As palavras e os actos no espaço público

Tenho a impressão que os magistrados têm uma tendência fatal para o abismo. É uma impressão que venho solidificando há anos, baseada numa observação empírica do que se passa à minha volta. Em épocas de crise – e as crises só passaram a existir verdadeiramente de há dez anos a esta parte como expressões cíclicas de uma única crise que passou a ser omnipresente: a crise da justiça – os magistrados, em vez de minorarem os efeitos da crise, acentuam-nos. Actuam perfeitamente ao contrário daquilo que seria razoavelmente de esperar. É como se a situação de crise os entontecesse, ou criasse para eles uma zona de nevoeiro (para aplicar uma metáfora do filósofo José Gil) que os impedisse de ver com clareza o que está em causa e os levasse a um comportamento «gauche», às vezes mesmo grotesco, outras vezes simplesmente taralhouco, como o de uma mosca às voltas dentro de uma garrafa sem atinar com a saída. Em vez de terem uma percepção lúcida da estratégia a seguir para a saída da crise, mergulham nela cada vez mais, com uma espécie de fervor suicidário. São declarações para a comunicação social; são actuações processuais; são as mais diversas reacções individuais ou de grupo.
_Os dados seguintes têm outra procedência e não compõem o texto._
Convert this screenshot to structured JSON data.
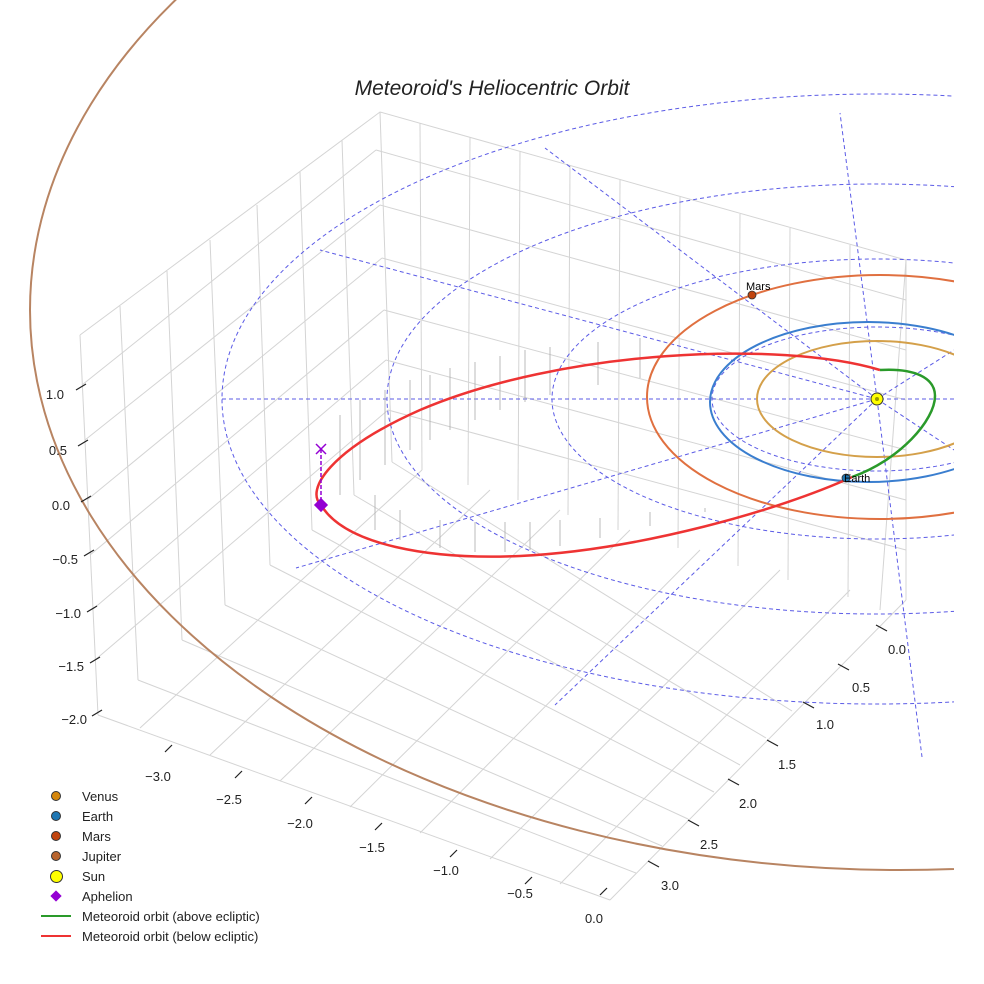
{
  "chart_data": {
    "type": "3d-orbit",
    "title": "Meteoroid's Heliocentric Orbit",
    "z_ticks": [
      "1.0",
      "0.5",
      "0.0",
      "−0.5",
      "−1.0",
      "−1.5",
      "−2.0"
    ],
    "x_ticks": [
      "−3.0",
      "−2.5",
      "−2.0",
      "−1.5",
      "−1.0",
      "−0.5",
      "0.0"
    ],
    "y_ticks": [
      "0.0",
      "0.5",
      "1.0",
      "1.5",
      "2.0",
      "2.5",
      "3.0"
    ],
    "planets": [
      {
        "name": "Venus",
        "semi_major_axis_au": 0.72,
        "color": "#d4a04a"
      },
      {
        "name": "Earth",
        "semi_major_axis_au": 1.0,
        "color": "#3a7ecf"
      },
      {
        "name": "Mars",
        "semi_major_axis_au": 1.52,
        "color": "#e07040"
      },
      {
        "name": "Jupiter",
        "semi_major_axis_au": 5.2,
        "color": "#b88462"
      }
    ],
    "point_labels": {
      "mars": "Mars",
      "earth": "Earth"
    },
    "meteoroid": {
      "aphelion_au": 3.4,
      "perihelion_au": 0.33
    },
    "legend": [
      {
        "label": "Venus",
        "kind": "dot",
        "color": "#d4860b"
      },
      {
        "label": "Earth",
        "kind": "dot",
        "color": "#1f77b4"
      },
      {
        "label": "Mars",
        "kind": "dot",
        "color": "#c1440e"
      },
      {
        "label": "Jupiter",
        "kind": "dot",
        "color": "#b8642e"
      },
      {
        "label": "Sun",
        "kind": "sun",
        "color": "#ffff00"
      },
      {
        "label": "Aphelion",
        "kind": "diamond",
        "color": "#9400d3"
      },
      {
        "label": "Meteoroid orbit (above ecliptic)",
        "kind": "line",
        "color": "#2a9a2a"
      },
      {
        "label": "Meteoroid orbit (below ecliptic)",
        "kind": "line",
        "color": "#ee3333"
      }
    ]
  }
}
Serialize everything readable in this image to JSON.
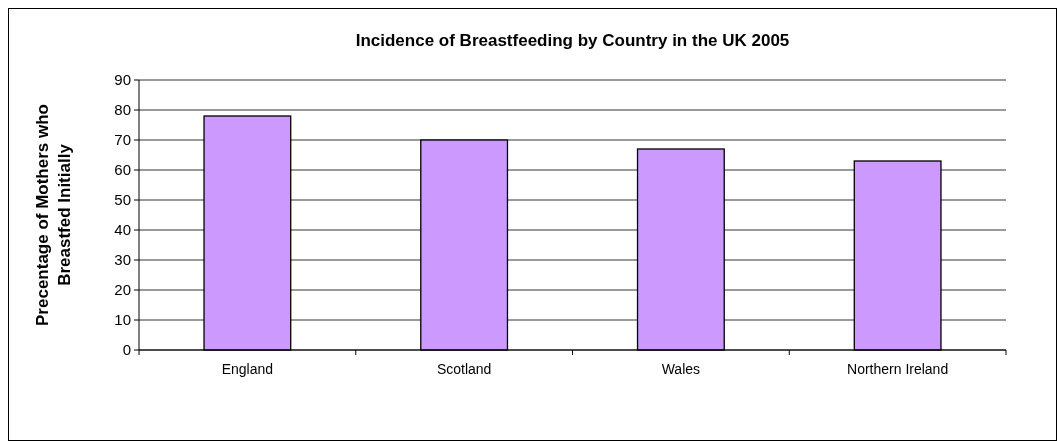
{
  "chart_data": {
    "type": "bar",
    "title": "Incidence of Breastfeeding by Country in the UK 2005",
    "ylabel": "Precentage of Mothers who Breastfed Initially",
    "categories": [
      "England",
      "Scotland",
      "Wales",
      "Northern Ireland"
    ],
    "values": [
      78,
      70,
      67,
      63
    ],
    "color": "#cc99ff",
    "ylim": [
      0,
      90
    ],
    "yticks": [
      0,
      10,
      20,
      30,
      40,
      50,
      60,
      70,
      80,
      90
    ],
    "grid": "y"
  }
}
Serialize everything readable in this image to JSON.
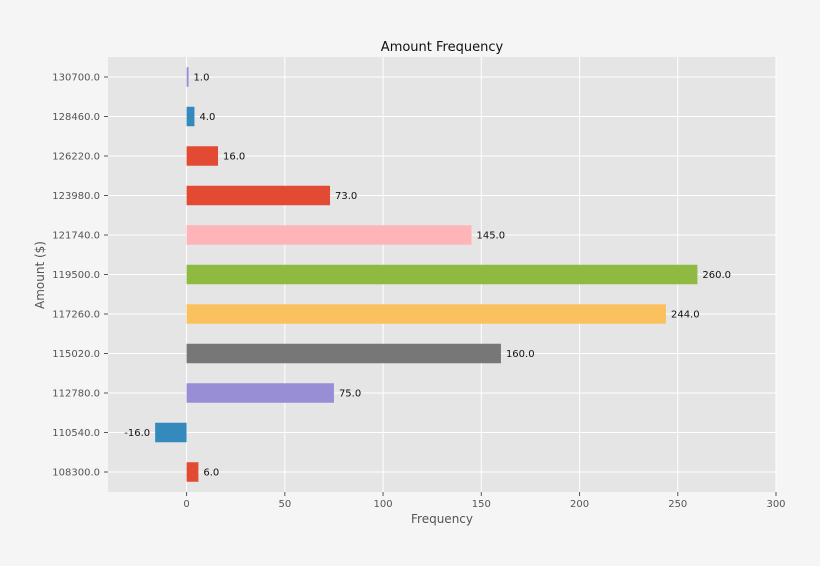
{
  "chart_data": {
    "type": "bar",
    "orientation": "horizontal",
    "title": "Amount Frequency",
    "xlabel": "Frequency",
    "ylabel": "Amount ($)",
    "xlim": [
      -40,
      300
    ],
    "x_ticks": [
      0,
      50,
      100,
      150,
      200,
      250,
      300
    ],
    "grid": true,
    "categories": [
      "108300.0",
      "110540.0",
      "112780.0",
      "115020.0",
      "117260.0",
      "119500.0",
      "121740.0",
      "123980.0",
      "126220.0",
      "128460.0",
      "130700.0"
    ],
    "values": [
      6.0,
      -16.0,
      75.0,
      160.0,
      244.0,
      260.0,
      145.0,
      73.0,
      16.0,
      4.0,
      1.0
    ],
    "value_labels": [
      "6.0",
      "-16.0",
      "75.0",
      "160.0",
      "244.0",
      "260.0",
      "145.0",
      "73.0",
      "16.0",
      "4.0",
      "1.0"
    ],
    "colors": [
      "#E24A33",
      "#348ABD",
      "#988ED5",
      "#777777",
      "#FBC15E",
      "#8EBA42",
      "#FFB5B8",
      "#E24A33",
      "#E24A33",
      "#348ABD",
      "#988ED5"
    ]
  }
}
Na verdade, quer institucionalmente, quer sem ser de forma institucionalizada, os magistrados têm comportamentos públicos que não têm em mente a situação estrutural de crise da justiça e, dentro dela, a conjuntura específica em que são levados a agir. Habituados à posição recatada que recortava a figura do magistrado como um indivíduo isolado na «insularidade» da justiça e à intocabilidade que lhe advinha do prestígio das funções, os magistrados são, pelo menos, pouco hábeis (no sentido de não saberem avaliar os efeitos dos seus actos aos mais diversos níveis, desde o social ao mediático) e agem destrambelhadamente sobretudo quando são acossados pelos «media», produzindo declarações desconcertantes ou intervindo, mesmo ao nível processual, de uma forma que reflecte o seu tradicional e interiorizado isolacionismo social. O resultado é o que se tem visto tantas vezes: o de aprofundarem o fosso entre eles e os restantes cidadãos, entre o poder judicial e os restantes poderes, entre as instituições judiciárias e a comunidade.
Também há os que sentem a tentação de agir em conformidade com o que agora se designa de «politicamente correcto» e com a repercussão imaginária que os seus actos irão ter sobretudo na comunicação social. Também esses com frequência não prestam um bom serviço à justiça.
Com efeito, esses magistrados visam mais a sua imagem na comunicação social do que propriamente a imagem da justiça, fazendo coincidir aquilo que dizem ou fazem, ou a forma como reagem com o que é suposto (de um ponto de vista imaginário, claro) estar em conformidade com a representação social dominante em determinado momento acerca da justiça. Se criam uma dessintonia em relação à comunidade profissional a que pertencem, é mais com o fito no reconhecimento público, prestigiando-se a olhos leigos como singularidades desenvoltas e desempoeiradas que se destacam da pressuposta (também por eles) mediocridade reinante, e não com o primacial objectivo de melhorarem as instituições que servem. Problema maior do que este, porém, é quando este protagonismo se transporta para o interior da actividade profissional, reflectindo-se no exercício das funções. E se tal projecção protagonista pode não contender de forma essencial com a justeza das suas posições e decisões, a verdade é que ás vezes basta um ligeiro excesso na linguagem, um pequeno resvalamento para afirmações acessórias ou uma maior agressividade no tom para dar um contributo decisivo para o naufrágio em que acabaremos por perder-nos todos.